Forces in western Libya are planning a military operation to retake the city of Sirte, which was captured by ISIS last year, their spokesman said, pushing ahead with plans for a counter-attack after the extremists made territorial gains in the last week.
The fighters based in the city of Misrata have voiced the need for international logistical support to help take back what has become ISIS’s most important base outside Syria and Iraq, but will not wait for it before launching the operation, they said.
“We need logistical support from the international community, and we need weapons and ammunition,” said Brigadier General Mohamed al-Gasri, spokesman for a newly formed military operations room in Misrata. “Whether they’re going to support us or not, we will be there soon. We will not stand and watch.”
“We are ready and we are preparing our security arrangements to attack Sirte,” Gasri added.
The operations room was set up by a U.N.-backed unity government that arrived in Tripoli at the end of March.
European powers and the United States hope the unity government will be able to bring together Libya’s rival political groups and armed factions to take on ISIS.
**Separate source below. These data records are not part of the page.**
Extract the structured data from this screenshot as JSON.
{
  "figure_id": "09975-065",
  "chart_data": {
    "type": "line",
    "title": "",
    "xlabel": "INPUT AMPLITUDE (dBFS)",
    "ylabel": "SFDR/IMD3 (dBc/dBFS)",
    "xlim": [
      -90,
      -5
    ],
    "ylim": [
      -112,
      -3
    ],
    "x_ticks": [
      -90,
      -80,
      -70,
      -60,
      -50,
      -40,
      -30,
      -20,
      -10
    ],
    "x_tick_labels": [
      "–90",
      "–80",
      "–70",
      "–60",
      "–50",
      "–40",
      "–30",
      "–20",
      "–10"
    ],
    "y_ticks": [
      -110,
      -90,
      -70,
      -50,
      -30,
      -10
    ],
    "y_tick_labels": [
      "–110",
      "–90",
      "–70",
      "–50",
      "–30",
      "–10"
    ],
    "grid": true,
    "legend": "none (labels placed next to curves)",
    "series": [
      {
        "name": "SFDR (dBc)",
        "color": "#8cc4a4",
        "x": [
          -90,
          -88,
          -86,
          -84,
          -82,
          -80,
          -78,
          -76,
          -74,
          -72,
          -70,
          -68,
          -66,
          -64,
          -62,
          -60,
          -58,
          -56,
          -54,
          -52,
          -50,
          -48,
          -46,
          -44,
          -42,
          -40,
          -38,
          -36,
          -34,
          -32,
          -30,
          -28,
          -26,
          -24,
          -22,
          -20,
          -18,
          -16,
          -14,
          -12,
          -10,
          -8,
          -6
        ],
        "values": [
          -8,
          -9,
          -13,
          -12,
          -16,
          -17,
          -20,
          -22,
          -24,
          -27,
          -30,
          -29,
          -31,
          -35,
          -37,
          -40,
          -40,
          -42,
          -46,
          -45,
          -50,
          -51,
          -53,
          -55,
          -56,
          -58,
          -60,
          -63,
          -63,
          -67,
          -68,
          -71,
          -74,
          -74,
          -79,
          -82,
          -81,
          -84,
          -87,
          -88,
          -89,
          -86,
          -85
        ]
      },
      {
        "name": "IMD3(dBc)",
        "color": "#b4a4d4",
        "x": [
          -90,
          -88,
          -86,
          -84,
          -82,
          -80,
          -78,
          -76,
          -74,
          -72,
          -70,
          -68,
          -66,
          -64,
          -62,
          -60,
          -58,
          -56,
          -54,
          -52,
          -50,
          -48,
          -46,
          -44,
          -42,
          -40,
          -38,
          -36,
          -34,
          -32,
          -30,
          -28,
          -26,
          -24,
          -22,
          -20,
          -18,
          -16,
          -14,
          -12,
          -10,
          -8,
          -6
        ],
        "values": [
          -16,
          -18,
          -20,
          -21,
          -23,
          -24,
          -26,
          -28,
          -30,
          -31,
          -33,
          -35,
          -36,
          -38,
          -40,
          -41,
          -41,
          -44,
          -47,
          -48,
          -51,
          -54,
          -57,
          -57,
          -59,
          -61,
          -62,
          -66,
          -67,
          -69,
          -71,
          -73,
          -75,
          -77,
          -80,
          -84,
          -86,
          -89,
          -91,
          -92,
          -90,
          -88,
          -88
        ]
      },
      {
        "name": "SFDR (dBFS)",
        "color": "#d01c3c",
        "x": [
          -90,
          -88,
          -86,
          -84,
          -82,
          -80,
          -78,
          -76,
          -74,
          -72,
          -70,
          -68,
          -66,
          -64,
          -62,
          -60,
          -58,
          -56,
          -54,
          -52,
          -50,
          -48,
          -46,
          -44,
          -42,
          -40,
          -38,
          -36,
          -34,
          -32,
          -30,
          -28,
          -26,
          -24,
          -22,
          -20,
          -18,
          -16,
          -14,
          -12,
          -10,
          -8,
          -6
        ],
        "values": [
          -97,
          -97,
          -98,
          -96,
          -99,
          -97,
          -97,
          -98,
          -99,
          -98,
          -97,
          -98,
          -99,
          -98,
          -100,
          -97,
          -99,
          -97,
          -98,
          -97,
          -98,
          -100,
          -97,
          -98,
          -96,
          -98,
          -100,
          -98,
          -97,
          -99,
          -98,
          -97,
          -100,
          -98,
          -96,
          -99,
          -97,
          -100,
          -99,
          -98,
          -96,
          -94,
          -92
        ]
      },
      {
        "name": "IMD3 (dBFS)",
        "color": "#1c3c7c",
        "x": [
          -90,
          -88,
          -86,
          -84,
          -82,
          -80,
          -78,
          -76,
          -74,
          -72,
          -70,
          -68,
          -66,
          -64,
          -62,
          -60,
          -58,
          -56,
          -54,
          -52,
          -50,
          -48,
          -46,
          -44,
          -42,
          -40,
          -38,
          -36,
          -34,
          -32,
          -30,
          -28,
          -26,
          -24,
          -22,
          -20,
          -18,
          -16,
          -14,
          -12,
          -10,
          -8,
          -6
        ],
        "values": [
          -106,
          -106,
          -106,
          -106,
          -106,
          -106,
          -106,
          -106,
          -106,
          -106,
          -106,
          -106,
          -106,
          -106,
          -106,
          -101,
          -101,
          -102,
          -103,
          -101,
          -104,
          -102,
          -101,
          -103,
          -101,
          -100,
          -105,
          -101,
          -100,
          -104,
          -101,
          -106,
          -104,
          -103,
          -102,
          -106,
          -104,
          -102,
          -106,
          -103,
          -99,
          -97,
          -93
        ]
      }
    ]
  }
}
Misrata’s brigades have largely transferred their support to it from a self-declared government formed in Tripoli in 2014.
TRENCHES AND MINES
ISIS took advantage of the political turmoil and security vacuum taking over the country after the uprising that overthrew Muammar Gaddafi five years ago to build a power base in Libya.
The Misrata brigades were present in Sirte as ISIS began to establish control, but withdrew last summer.
Though it has struggled to win support and hold territory in parts of Libya, the terrorist organization controls a strip of more than 250 km (155 miles) of Libya’s central coastline, from which it has launched attacks to the east, west and south.
Over the last week it has made gains, carrying out suicide attacks in the sparsely populated area between Sirte and Misrata, including at a major checkpoint at Abu Grain.
Gasri confirmed that ISIS took several villages in the area and that the line of defense was now at Assdada, about 80 km south of Misrata. The militants have dug trenches and planted mines around the Abu Grain checkpoint, he said.
Thirteen members of the security forces were killed and 110 wounded in last week’s fighting, Gasri said.
Wounded fighters at a hospital in Misrata said suicide bombers had attacked in armored vehicles, one of which approached a checkpoint behind cars carrying families fleeing Sirte.
Misrata brigade members fought to defend the Abu Grain checkpoint for nearly an hour but were forced to withdraw as they were outnumbered, one said.
The eastern military has made some advances against its armed opponents, including fighters loyal to ISIS, in Benghazi, Libya’s second city.
Late on Monday ISIS said it had executed three men captured during fighting in Benghazi last month.
A hospital spokesman in Benghazi said two of those killed – including one who was beheaded – were volunteer nurses who had been helping treat wounded troops.